LONDON (Reuters) – Royal Dutch Shell posted record annual profits, beating forecasts, but analysts warned rising costs, lower oil prices and refining margins and reduced growth targets could curb future earnings.

Shell said its fourth-quarter current cost of supply (CCS) net profit, which strips out changes in the value of inventory, rose 11 percent to $6 billion (3 billion pounds), thanks to higher output, strong oil prices and profit from disposals.

For 2006 as a whole, CCS profit was up 12 percent at $25.4 billion, a UK corporate record, analysts said.

Shell’s London-listed A shares closed 1.9 percent higher at 1,746 pence on Thursday, outperforming a 1.4 percent rise in the DJ Stoxx European oil and gas sector index.

“Overall Q4 results were resilient but annual earnings of $25.4 billion could be the peak in this earnings cycle,” Tony Shepard at brokerage Charles Stanley said.

The second-largest Western oil company by market value after Exxon Mobil, which posted a record $40 billion 2006 profit on Thursday, Shell said fourth-quarter production rose 4.1 percent to 3.645 million barrels of oil equivalent per day (boepd).

Full-year output was down 1.3 percent at 3.47 million boepd, largely due to strife in Nigeria which has shut in fields.

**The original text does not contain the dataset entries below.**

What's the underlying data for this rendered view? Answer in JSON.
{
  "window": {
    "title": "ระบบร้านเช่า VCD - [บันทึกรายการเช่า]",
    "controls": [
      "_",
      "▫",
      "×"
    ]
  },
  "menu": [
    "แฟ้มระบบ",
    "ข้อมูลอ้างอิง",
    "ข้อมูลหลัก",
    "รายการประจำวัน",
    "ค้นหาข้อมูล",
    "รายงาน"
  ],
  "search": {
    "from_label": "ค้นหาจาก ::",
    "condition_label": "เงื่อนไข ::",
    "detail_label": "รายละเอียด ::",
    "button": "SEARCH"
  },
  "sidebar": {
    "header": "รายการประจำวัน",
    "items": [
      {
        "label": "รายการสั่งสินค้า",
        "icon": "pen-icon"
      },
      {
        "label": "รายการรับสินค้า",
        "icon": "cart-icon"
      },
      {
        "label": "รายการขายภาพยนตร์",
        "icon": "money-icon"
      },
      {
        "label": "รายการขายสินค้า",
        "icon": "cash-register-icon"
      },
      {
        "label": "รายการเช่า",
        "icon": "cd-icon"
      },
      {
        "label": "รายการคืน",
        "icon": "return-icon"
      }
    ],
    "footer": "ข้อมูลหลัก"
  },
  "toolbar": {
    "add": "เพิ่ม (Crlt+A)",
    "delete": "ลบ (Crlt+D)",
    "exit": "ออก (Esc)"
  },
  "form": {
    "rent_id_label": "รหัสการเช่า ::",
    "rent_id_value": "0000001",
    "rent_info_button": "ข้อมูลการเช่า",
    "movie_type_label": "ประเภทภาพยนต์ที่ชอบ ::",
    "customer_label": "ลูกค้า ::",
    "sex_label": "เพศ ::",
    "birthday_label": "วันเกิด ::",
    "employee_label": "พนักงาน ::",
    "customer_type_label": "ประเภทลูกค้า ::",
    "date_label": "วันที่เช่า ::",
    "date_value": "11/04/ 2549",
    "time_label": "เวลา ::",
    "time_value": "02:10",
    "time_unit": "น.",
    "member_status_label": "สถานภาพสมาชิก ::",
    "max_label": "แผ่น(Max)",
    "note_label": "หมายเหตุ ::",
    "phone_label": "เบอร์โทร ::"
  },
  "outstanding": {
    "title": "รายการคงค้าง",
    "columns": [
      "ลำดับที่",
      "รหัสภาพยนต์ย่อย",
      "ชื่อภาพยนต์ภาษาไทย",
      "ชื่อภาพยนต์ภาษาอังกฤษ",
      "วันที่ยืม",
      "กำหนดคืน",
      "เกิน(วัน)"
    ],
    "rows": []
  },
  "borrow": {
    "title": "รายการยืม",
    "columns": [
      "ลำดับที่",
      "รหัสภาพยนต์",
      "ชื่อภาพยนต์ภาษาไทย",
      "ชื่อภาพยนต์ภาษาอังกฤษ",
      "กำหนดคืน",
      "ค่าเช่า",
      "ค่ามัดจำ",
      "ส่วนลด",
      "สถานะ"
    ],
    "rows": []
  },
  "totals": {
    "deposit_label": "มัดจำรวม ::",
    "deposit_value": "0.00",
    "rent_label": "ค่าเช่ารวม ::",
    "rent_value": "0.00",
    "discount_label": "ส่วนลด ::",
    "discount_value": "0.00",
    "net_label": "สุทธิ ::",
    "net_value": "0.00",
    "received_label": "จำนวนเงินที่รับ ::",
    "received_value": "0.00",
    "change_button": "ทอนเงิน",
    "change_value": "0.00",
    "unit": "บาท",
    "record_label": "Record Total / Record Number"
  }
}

Chief Executive Jeroen van der Veer said the problems in Nigeria, intense competition in accessing resources and the planned sale of half of Shell’s stake in the Sakhalin-2 project in Russia, forced the company to drop a 2009 output target of 3.8-4 million boepd and a 2014 goal of 4.5-5.0 million boepd.

Shell now expects production growth of 1-2 percent to the end of the decade and 2-3 percent in the next, with much growth coming from oil sands and natural gas projects, which some analysts believe offer lower margins than oil.

Shell’s goals are below the growth levels targeted by rivals such as London-based BP Plc and France’s Total SA, although many companies have struggled to meet their output targets in the past two years.

RESERVES RECOVER

Van der Veer said despite the anaemic growth projections, Shell was still focussed on growing organically rather than through acquisitions.

The industry is buzzing with talk about consolidation, with some analysts saying mega-mergers, such as a tie up between Shell and BP, could be on the horizon.

Shell said the planned sale of a controlling stake in Sakhalin-2 to Gazprom, after Kremlin pressure on the project, would slice 400 million barrels off its reserves base, and hit production levels after the deal closed in 2007.

Nonetheless, Shell’s reserves replacement ratio (RRR), the rate at which it matches production with new finds, was 150 percent in 2006, including oil-sands projects, after years of failing to hit the desired minimum 100 percent target.

“What is especially important is that the reserve replacement ratio is higher than 100 percent,” said FBS Bankiers analyst Jaap Barendregt.

However, other analysts were concerned that Shell was relying on low margin projects to boost reserves.

Chief Financial Officer Peter Voser said over half the reserves additions were related to oil sands projects, which involve extracting bitumen from tarry sands and then processing this into crude, and a project in Qatar which converts natural gas into diesel.

SPENDING RISES

Voser said capital expenditure would rise 10 percent in 2007 due to double-digit inflation in the oil services industry and that costs were likely to continue rising.

Tim Whittaker, oil analyst at Lehman Brothers, said given the scaled back output targets, Shell was “spending a lot of capital for very little growth”.

Excluding non-operating items like asset sales, underlying fourth-quarter profit was $5.5 billion, above an average forecast of $5.216 billion in a Reuters poll of 10 analysts.

Investors consider the pre-exceptional CCS result as the best measure of Shell’s underlying performance.

Environmentalists criticised the bumper earnings. Global Community Monitor said Shell should spend the profits mitigating ecological damage from its operations.

The fourth-quarter earnings rise was powered by the upstream division, which in addition to higher output, benefited from higher oil prices.

Oil prices were up around 5 percent in the fourth quarter compared with the same period of 2005 but analysts forecast average oil prices will be lower in 2007 than 2006.

Refining profits dropped, as margins narrowed, and refining boss Rob Routs said he expected these to narrow further in coming years. In response, Shell is shifting its refining focus to high growth markets in Asia.

Shell announced a fourth-quarter dividend of 25 euro cents per share, up 9 percent. Voser hinted buybacks would be lower in 2007 as the company favoured raising dividends.